The discovery schedule details the process that the plaintiffs and defendant agree to undergo to uncover pertinent and relevant facts and to identify witness testimony that can substantiate or establish those facts. Depositions, requests for production of evidence, interrogatories and requests for admission are usually the targets of discovery (legal dictionary: http://dictionary.law.com/)
Will it layout exactly who will be deposed (if any), documentation requested, etc?
Yes, in general and to a degree without naming (they do not know who yet) depositions, interrogatories, electronic information, etc. as limited by procedural court rules and law and parties agreement (see below).
Is it a detailed or generalized timeline for how the plaintiff's expect the discovery process to proceed?
That depends on how the plaintiffs and defendants work it out. Each discovery schedule is unique to the case at hand and to the degree there is a cooperative or adversarial stance taken to discovery. See an example below.

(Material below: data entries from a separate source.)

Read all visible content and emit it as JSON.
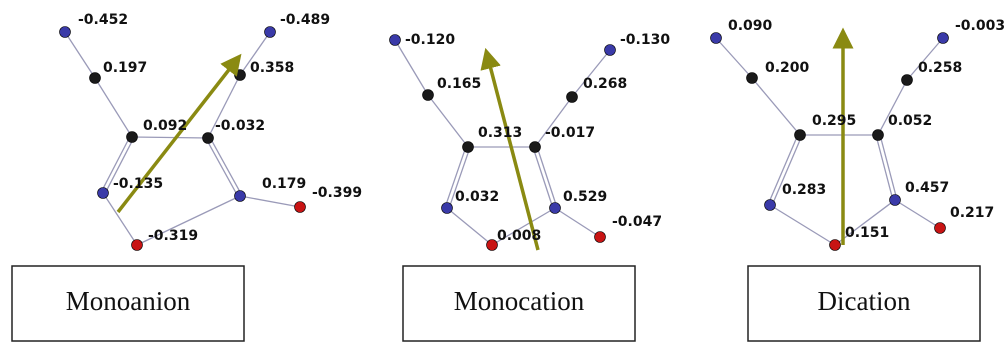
{
  "panels": [
    {
      "label": "Monoanion",
      "charges": [
        "-0.452",
        "0.197",
        "0.092",
        "-0.032",
        "0.358",
        "-0.489",
        "-0.135",
        "0.179",
        "-0.399",
        "-0.319"
      ]
    },
    {
      "label": "Monocation",
      "charges": [
        "-0.120",
        "0.165",
        "0.313",
        "-0.017",
        "0.268",
        "-0.130",
        "0.032",
        "0.529",
        "-0.047",
        "0.008"
      ]
    },
    {
      "label": "Dication",
      "charges": [
        "0.090",
        "0.200",
        "0.295",
        "0.052",
        "0.258",
        "-0.003",
        "0.283",
        "0.457",
        "0.217",
        "0.151"
      ]
    }
  ]
}
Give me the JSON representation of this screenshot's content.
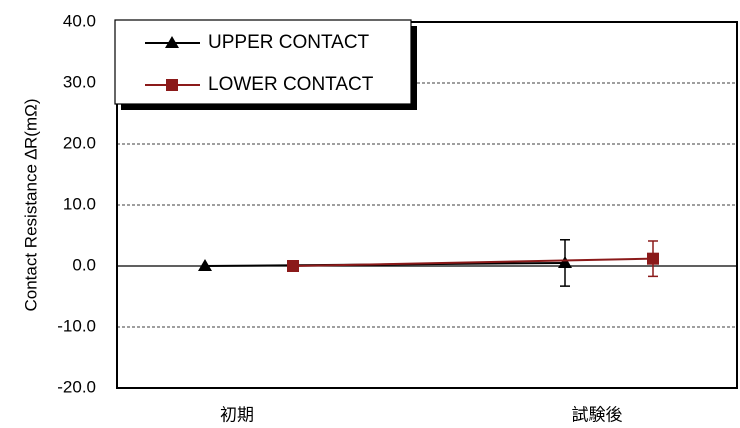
{
  "chart_data": {
    "type": "line",
    "title": "",
    "xlabel": "",
    "ylabel": "Contact Resistance  ∆R(mΩ)",
    "categories": [
      "初期",
      "試験後"
    ],
    "ylim": [
      -20,
      40
    ],
    "yticks": [
      "40.0",
      "30.0",
      "20.0",
      "10.0",
      "0.0",
      "-10.0",
      "-20.0"
    ],
    "grid": "horizontal dashed",
    "legend_position": "top-left",
    "series": [
      {
        "name": "UPPER CONTACT",
        "color": "#000000",
        "marker": "triangle",
        "values": [
          0.0,
          0.5
        ],
        "error": [
          0.0,
          3.8
        ]
      },
      {
        "name": "LOWER CONTACT",
        "color": "#8b1a1a",
        "marker": "square",
        "values": [
          0.0,
          1.2
        ],
        "error": [
          0.0,
          2.9
        ]
      }
    ]
  }
}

Does this information become public knowledge immediately or does it remain confidential?
The discovery schedule is public information unless the Judge orders it to be redacted in part or sealed for legal limits on public disclosure of certain private information.
Do the resulting discovery documents/testimony also become public knowledge immediately?
Immediately means what exactly? These are public documents and should be available for a price when they are submitted to the court archives or by a leak or generous soul.